Tu morrai, come indegno

del mio soccorso insieme, e del mio affetto.

ARSACE

Pria che il soccorso tuo, la morte aspetto.

BARSINA

Vuoi la morte? E morte avrai.

ARSACE

E contento io morirò.

BARSINA

Infelice io ti vedrò.

STATIRA

Ma infedel non lo vedrai.

BARSINA

Vuoi la morte? E morte avrai.

Scena quinta

Oronte, e li suddetti.

ORONTE

Indegno è un traditor, ch'io de' miei passi

il suo carcere onori, e 'l suo delitto

ma 'l vostro scempio, e 'l giusto

desio di mie vendette a voi mi trasse.

BARSINA

E le vendette avrai.

ORONTE

Nulla risponde

Statira?

BARSINA

Ella ti nega

col tacer contumace

e la pena di Arsace e 'l suo dovere.

ORONTE

Che?
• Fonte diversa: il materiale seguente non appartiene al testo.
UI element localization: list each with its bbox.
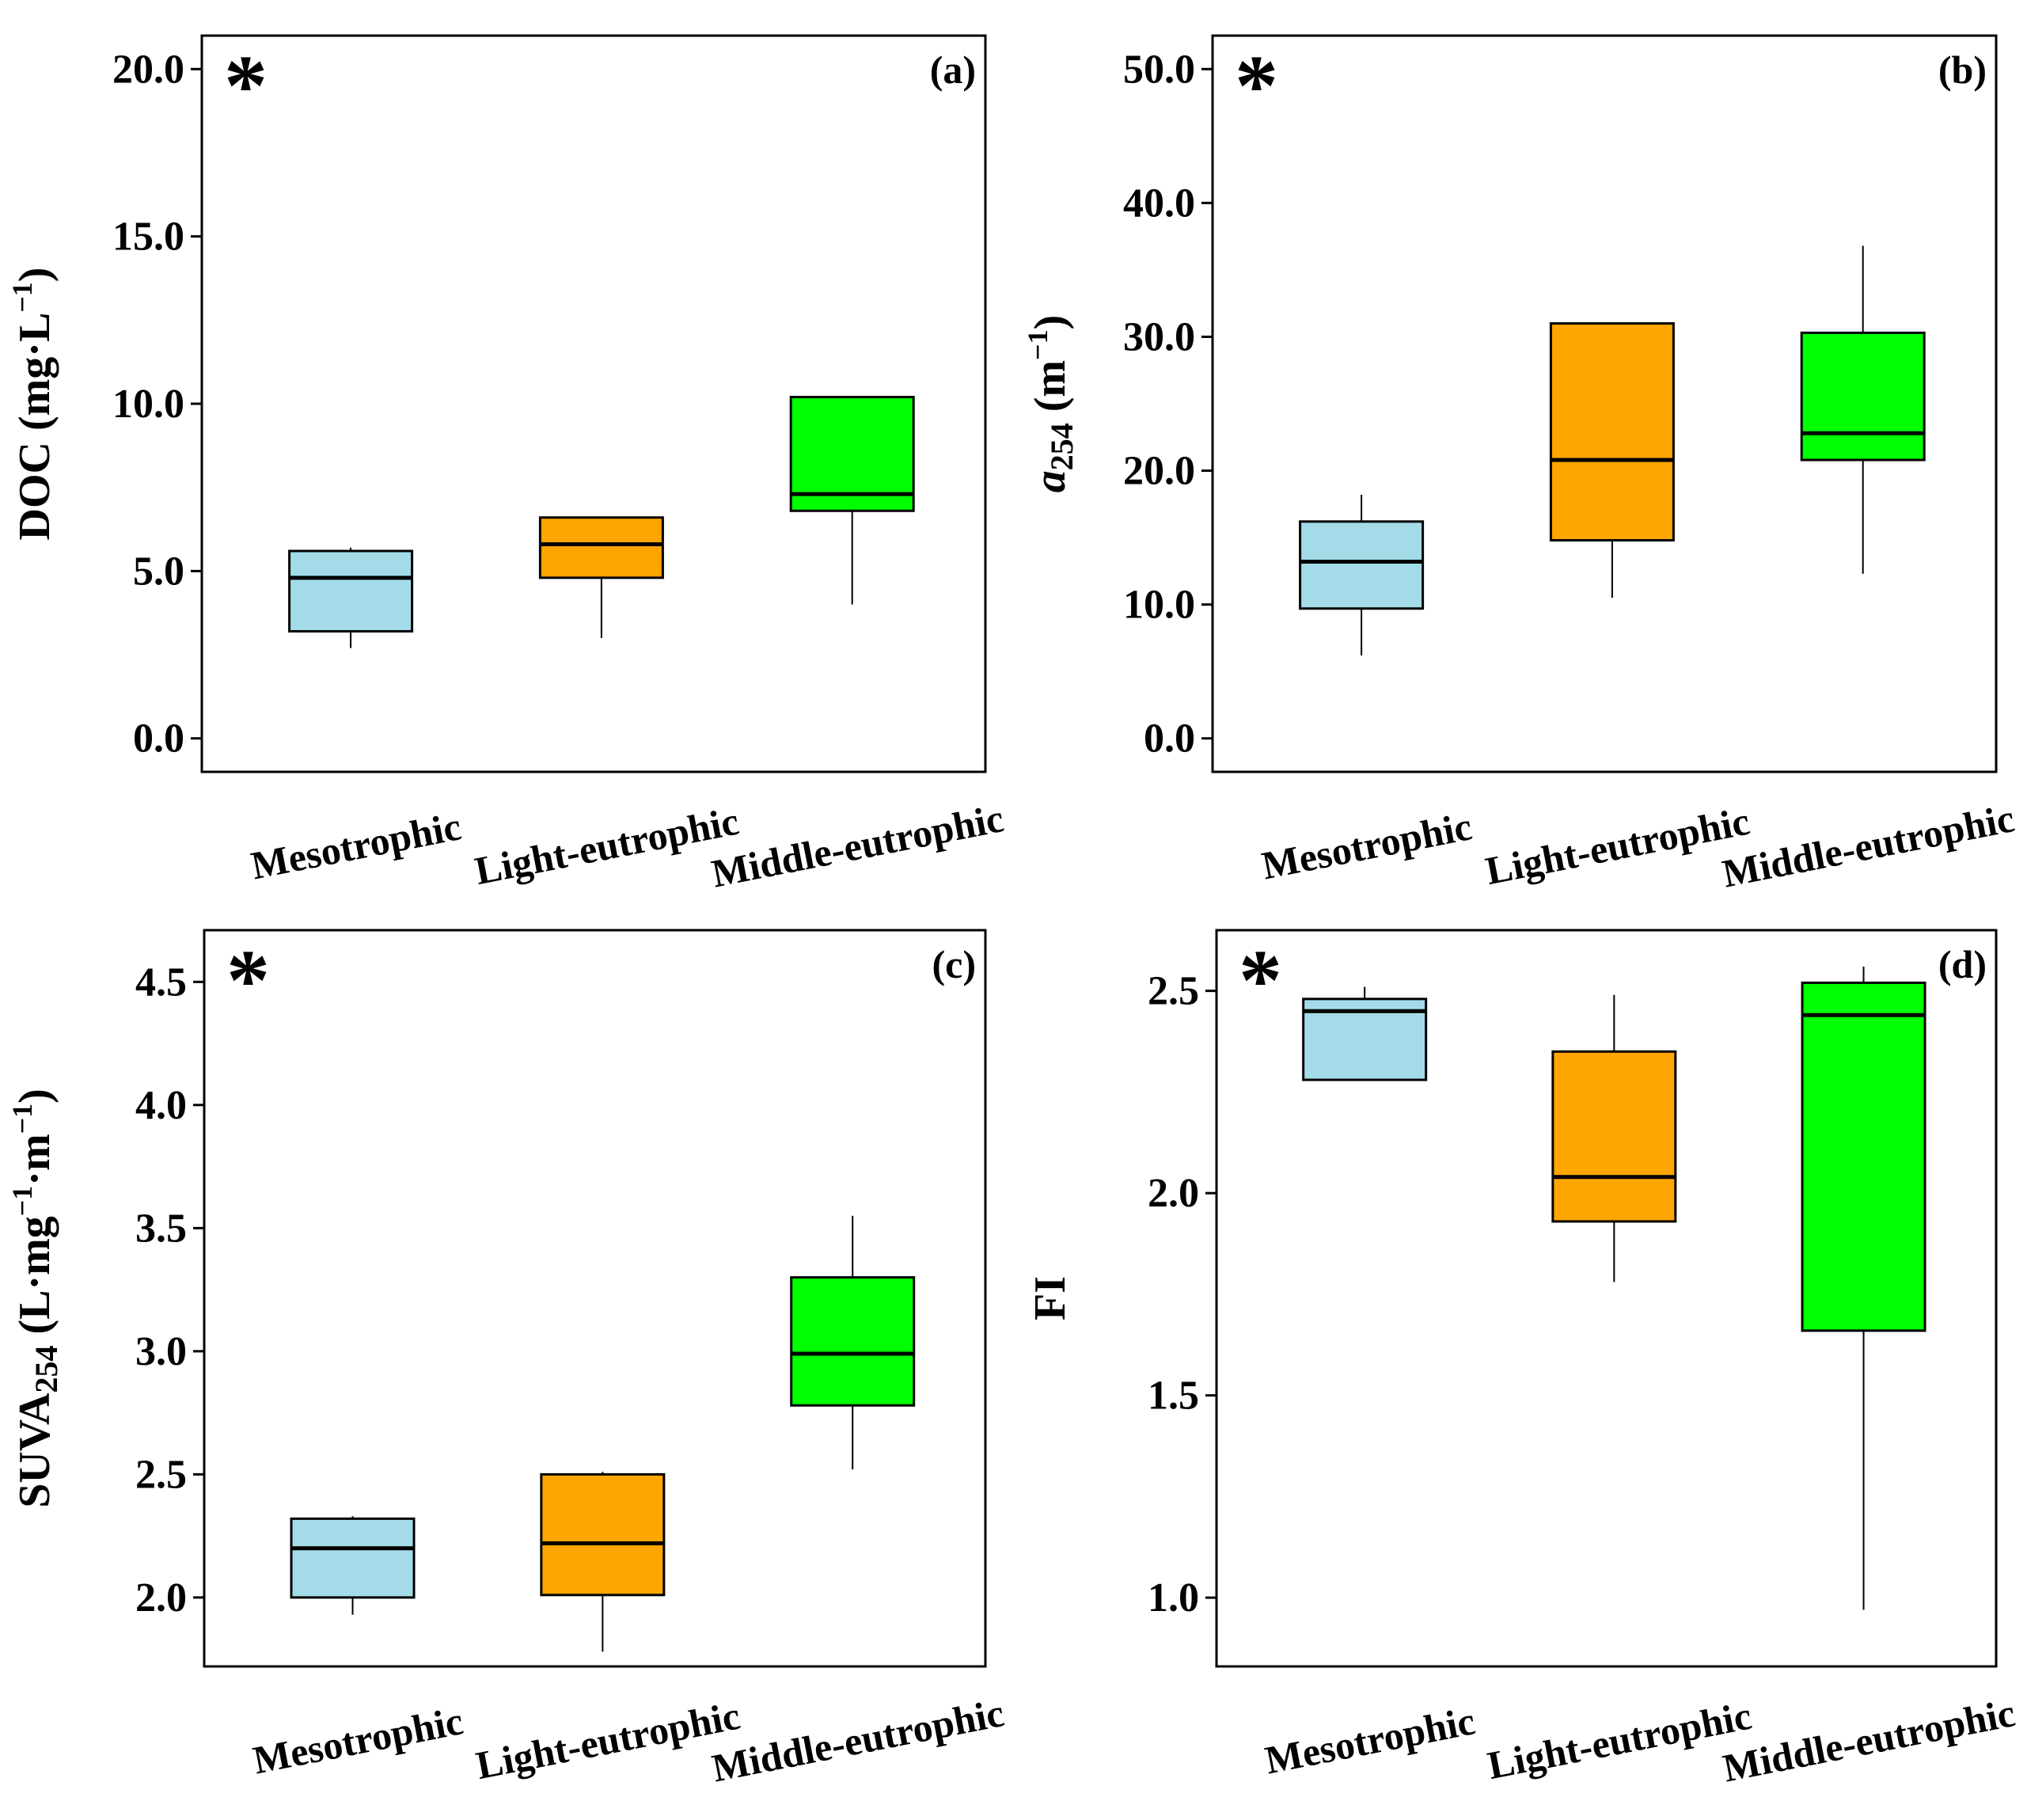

Di segnar ricusa

la tua man la sua morte?

STATIRA

Sien chiari i falli; allor la pena è giusta.

ORONTE

Parla il sangue di un re: parla il tuo ferro.

ARSACE

E 'l mio ferro può dir, quale io mi sia.

ORONTE

Non più... Pensa, o Statira,

che a una cieca pietà sai ceder tutta

la ragion di regnar.

STATIRA

Ceda, ma resti

Statira in libertà della sua gloria.

BARSINA

Di', del tuo amor.

STATIRA

L'amo, già 'l sai; ma l'amo

meno del giusto ancora.

ORONTE

E perché l'ami

non sai punirlo, ed innocente il chiami.

Ma tu, Barsina, e che risolvi?

BARSINA

(ad Arsace)

Pronti

vedi i fulmini miei. Rispondi, e temi

di una donna real la forza e l'ira.

ARSACE

Non la temo, e rispondo. Amo Statira.

BARSINA

(si ferma, e guarda Arsace ad ogni posata)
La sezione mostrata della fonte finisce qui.